The Ninth Circuit held that the district court misapplied Winter. The court stated that the sliding scale approach reduces the evidentiary burden for the first factor alone. In this context, the court found that the same evidence used to establish “serious questions going to the merits” under the first factor does not also necessarily show a likelihood of irreparable harm under the second. The Ninth Circuit noted that by applying the sliding scale to meet the first factor, the district court had merely established “serious questions” as to whether marbled murrelets inhabited the area. The court found this to be a lesser showing than “likelihood of harm” in the same way that “serious questions” was a lesser showing than “likelihood of success” under the first factor. For these reasons, the court held that more was needed to satisfy the second factor and remanded to the district court.

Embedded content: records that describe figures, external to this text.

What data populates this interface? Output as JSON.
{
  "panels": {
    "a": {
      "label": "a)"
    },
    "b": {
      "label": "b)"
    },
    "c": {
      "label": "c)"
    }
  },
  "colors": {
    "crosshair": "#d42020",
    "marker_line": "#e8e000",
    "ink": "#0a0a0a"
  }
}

In sum, the Ninth Circuit reversed and remanded for the district court to reapply Winter and reconsider whether a likelihood of irreparable harm exists where there are only “serious questions going to the merits.”

Footnotes    (↵ returns to text)

  1. Cascadia Wildlands Project, Center for Biological Diversity, and Audubon Society of Portland.
  2. 16 U.S.C. §§ 1531–1544 (2012).
  3. 555 U.S. 7 (2008).
  4. Id. at 20.
  5. All. for the Wild Rockies v. Cottrell, 632 F.3d 1127, 1134 (9th Cir. 2011).
  6. Nat’l Wildlife Fed’n v. Burlington N. R.R., 23 F.3d 1508, 1511 (9th Cir. 1994).
  7. Cascadia Wildlands v. Scott Timber Co., 190 F. Supp. 3d 1024, 1035 (D. Or. 2016).
  8. Id.
  9. Clear Channel Outdoor Inc. v. City of Los Angeles, 340 F.3d 810, 813 (9th Cir. 2003).